Любовь в изгнании / Комитет | страница 90



Ничего, кроме радости!

Это желание заразило нас обоих!

В ту ночь и в последующие меня поразила твоя способность любить: твое желание бодрствовать всю ночь и делать все так, как будто завтра никогда не наступит, как будто, если мы сейчас не насладимся радостью сполна, она уйдет навсегда. Мы любили друг друга, и ты требовала, чтобы я читал тебе стихи, и сама читала.
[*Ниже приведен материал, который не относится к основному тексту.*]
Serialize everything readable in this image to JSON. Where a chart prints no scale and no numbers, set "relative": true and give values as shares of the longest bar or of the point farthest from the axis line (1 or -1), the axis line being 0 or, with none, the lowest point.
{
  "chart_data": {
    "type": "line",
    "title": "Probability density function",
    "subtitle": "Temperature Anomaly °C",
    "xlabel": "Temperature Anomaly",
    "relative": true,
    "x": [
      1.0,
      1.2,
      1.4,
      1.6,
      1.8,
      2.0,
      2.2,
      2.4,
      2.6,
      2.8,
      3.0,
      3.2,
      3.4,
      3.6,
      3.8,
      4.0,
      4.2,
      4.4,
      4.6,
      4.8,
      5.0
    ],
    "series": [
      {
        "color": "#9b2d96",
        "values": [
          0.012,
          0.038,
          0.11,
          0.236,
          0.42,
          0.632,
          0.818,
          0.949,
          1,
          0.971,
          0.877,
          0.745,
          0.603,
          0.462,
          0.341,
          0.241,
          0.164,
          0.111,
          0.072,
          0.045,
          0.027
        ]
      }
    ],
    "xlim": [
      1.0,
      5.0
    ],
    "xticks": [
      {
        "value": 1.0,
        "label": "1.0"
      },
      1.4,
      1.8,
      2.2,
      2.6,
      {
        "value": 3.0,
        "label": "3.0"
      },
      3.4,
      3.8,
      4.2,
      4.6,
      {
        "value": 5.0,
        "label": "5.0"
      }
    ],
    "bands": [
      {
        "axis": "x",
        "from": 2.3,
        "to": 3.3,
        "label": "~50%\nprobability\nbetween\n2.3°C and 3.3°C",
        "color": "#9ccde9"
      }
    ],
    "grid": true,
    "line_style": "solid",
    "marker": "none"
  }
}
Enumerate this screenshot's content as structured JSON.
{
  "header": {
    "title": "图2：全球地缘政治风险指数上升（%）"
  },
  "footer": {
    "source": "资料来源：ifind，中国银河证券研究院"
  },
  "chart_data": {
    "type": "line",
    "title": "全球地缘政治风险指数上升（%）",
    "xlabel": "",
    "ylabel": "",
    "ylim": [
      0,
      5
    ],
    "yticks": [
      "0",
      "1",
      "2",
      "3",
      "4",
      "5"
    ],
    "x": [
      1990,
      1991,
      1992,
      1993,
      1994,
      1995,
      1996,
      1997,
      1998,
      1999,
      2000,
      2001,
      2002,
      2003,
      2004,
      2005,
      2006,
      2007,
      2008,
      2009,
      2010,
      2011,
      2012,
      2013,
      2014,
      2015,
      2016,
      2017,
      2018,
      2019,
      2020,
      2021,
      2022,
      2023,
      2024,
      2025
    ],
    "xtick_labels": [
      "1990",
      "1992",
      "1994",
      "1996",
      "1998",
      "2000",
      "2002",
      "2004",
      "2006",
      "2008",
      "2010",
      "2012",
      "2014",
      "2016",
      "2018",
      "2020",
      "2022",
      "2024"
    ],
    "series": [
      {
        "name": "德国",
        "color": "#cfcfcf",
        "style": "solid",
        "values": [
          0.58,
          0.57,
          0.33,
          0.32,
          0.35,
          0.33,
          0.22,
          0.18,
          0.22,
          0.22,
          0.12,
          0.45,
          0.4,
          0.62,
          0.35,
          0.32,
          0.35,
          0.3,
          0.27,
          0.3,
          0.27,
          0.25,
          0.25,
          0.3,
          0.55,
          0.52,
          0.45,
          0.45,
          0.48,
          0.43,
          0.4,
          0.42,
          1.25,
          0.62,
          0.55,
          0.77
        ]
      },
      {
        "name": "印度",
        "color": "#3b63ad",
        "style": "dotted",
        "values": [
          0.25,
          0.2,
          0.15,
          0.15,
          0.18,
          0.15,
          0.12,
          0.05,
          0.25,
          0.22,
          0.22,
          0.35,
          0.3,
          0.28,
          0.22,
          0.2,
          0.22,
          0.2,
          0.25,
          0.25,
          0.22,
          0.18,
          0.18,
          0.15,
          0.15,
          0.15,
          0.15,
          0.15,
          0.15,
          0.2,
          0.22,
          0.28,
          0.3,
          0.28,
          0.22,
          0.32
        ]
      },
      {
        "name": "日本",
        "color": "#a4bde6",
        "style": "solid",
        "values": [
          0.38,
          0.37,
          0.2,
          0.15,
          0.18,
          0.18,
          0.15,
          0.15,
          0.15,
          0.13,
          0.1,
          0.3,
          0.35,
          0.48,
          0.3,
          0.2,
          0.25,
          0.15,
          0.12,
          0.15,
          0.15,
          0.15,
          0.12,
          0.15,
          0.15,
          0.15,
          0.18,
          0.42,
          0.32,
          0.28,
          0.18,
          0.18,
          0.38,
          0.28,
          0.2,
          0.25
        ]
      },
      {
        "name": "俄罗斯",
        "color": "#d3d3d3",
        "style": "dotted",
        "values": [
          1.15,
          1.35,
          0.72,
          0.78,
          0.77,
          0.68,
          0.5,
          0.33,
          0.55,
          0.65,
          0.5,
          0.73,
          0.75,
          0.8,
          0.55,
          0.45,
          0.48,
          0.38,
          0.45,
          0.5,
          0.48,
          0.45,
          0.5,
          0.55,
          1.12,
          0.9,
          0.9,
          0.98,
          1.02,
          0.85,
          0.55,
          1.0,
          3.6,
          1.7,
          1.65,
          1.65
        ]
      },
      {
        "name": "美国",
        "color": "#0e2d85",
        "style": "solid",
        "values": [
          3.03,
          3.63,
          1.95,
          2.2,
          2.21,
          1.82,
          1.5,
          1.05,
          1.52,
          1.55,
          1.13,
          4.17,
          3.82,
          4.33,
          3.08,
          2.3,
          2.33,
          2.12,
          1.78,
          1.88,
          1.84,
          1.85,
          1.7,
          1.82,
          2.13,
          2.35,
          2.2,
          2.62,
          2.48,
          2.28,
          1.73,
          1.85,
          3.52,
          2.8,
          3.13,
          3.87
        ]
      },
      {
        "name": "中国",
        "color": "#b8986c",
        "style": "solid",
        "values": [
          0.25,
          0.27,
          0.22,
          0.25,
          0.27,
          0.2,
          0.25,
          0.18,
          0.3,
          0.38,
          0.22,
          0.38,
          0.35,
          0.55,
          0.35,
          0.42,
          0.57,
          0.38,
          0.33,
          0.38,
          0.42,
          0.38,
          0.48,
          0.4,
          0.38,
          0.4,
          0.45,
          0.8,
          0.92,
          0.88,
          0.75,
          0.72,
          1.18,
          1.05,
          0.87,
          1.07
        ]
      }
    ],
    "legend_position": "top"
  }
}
Мы выходили среди ночи и бродили обнявшись по пустым холодным улицам, возвращались и начинали все сначала. Я не верил, что я с тобой — может, и впрямь утратил возраст, но еще больше, чем ты, боялся потерять хоть одно мгновение нашей ночной радости.

У тебя были свои причуды. Ты любила, например, лежать на боку, свернувшись калачиком, подтянув коленки к груди, с закрытыми глазами, и держать во рту большой палец. Я наклонялся к тебе, и ты притворялась, что очень испугалась со сна, бормотала что-то невнятное, как лепет грудного ребенка, и протягивала руки обнять меня. «Целуй меня, целуй повсюду», — говорила ты детским голосом. Не трудно было догадаться, что прежде чем проснуться зрелой и пылкой женщиной, тебе хотелось немного побыть ребенком.

Это я понимал. Но не мог понять, что случилось со мной. Каким образом, вступив в позднюю осень моей жизни, я мог выдержать этот головокружительный ритм, этот водоворот ночных бдений, не утонуть в нем безвозвратно? Куда девались давление, боли в затылке, слезливость?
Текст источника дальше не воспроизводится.